In a single day on the farm, you can encounter endless examples of dirty, disgusting situations that would surely make most people queasy. There’s no shortage of nasty possibilities, including encountering all sorts of bodily fluids — like from flipping a calf during its delivery, getting splattered in the mouth with manure while sorting cows, getting doused with urine while prepping a cow to get milked, or encountering puss, blood, and so forth, during some sort of medical situation. Not to mention the stench of cleaning up piles of manure and old feed or cleaning out plugged sewage drains.
I have a relatively strong stomach compared to the average person, but I have nothing on my dad, brother, and husband, who will step into any situation and not think twice about it. Stitching up a gash? You got it. Hopping into the trench where manure and waste make its way to the manure pit to unplug the pipeline? No question. Draining and abscess on a calf? Hurry up. Maneuvering a calf into the correct position in the birth canal? Obviously.
I don’t think much of the grotesque occurrences throughout our days on the farm because they simply come with the job. But when we have family or friends visiting, I’m reminded that seeing or discussing some things we consider our normal can be a bit jarring and nausea-inducing for the general population.

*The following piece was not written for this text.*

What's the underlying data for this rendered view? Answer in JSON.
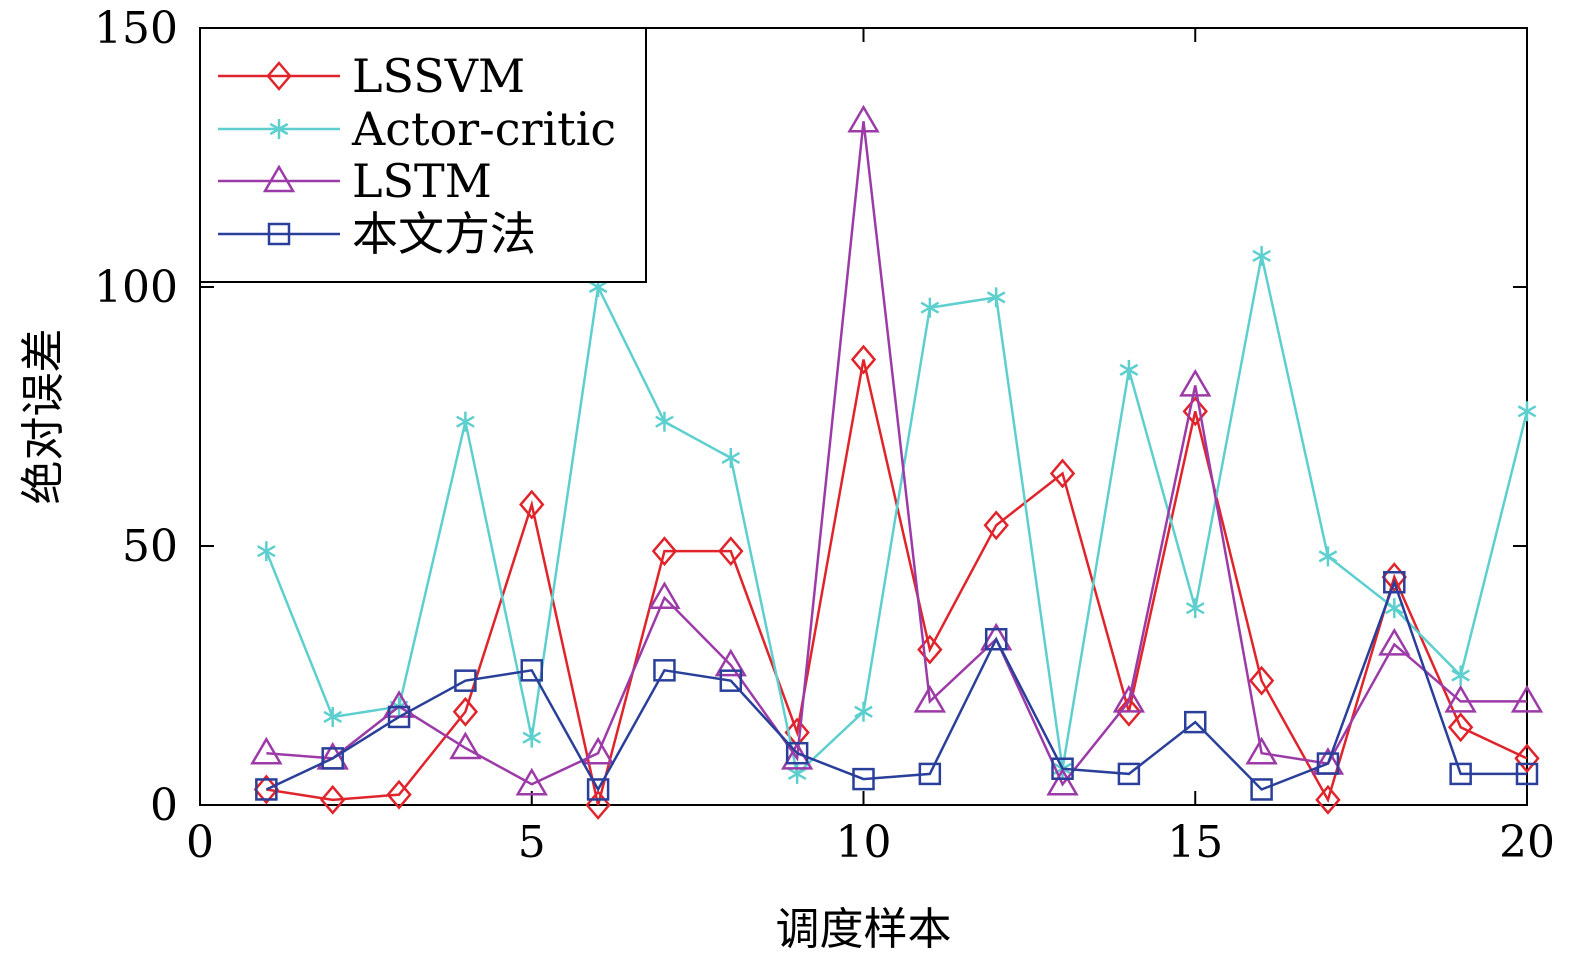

After an extremely rare, bloody, desperate attempt to save a cow a while back, other farming family members and I walked into the house and sat down to eat cheeseburgers off the grill with our visiting family without batting an eye. As we recapped the situation we’d just worked on, I was reminded that farmers have a way of moving on from gross and unsettling situations much faster than those with more traditional occupations — and we also talk about it more casually than we sometimes realize.
It's a dirty job and that’s that. While parts of the scenarios I mentioned are blatantly gross, there are also reasons those nasty smells, sights, and more are well worth it. For example, delivering a calf can be gross, but it’s also a beautiful miracle. Sewing up an injured animal may be a slippery task, but you could also be saving a life. Draining an abscess is no doubt nasty, but you’re also helping an animal out. Smelling manure as you spread it on the field isn’t the most appealing thing, but you also get to watch the sun set on the horizon.

The author dairy farms with her parents and brother near Hawkeye, Iowa. The family milks approximately 300 head of grade Holstein cows at Windsor Valley Dairy LLC — split half and half between a double-eight parallel milking parlor and four robotic milking units. In the spring of 2020, Molly decided to take a leap and fully embrace her love for the industry by returning full time to her family’s dairy.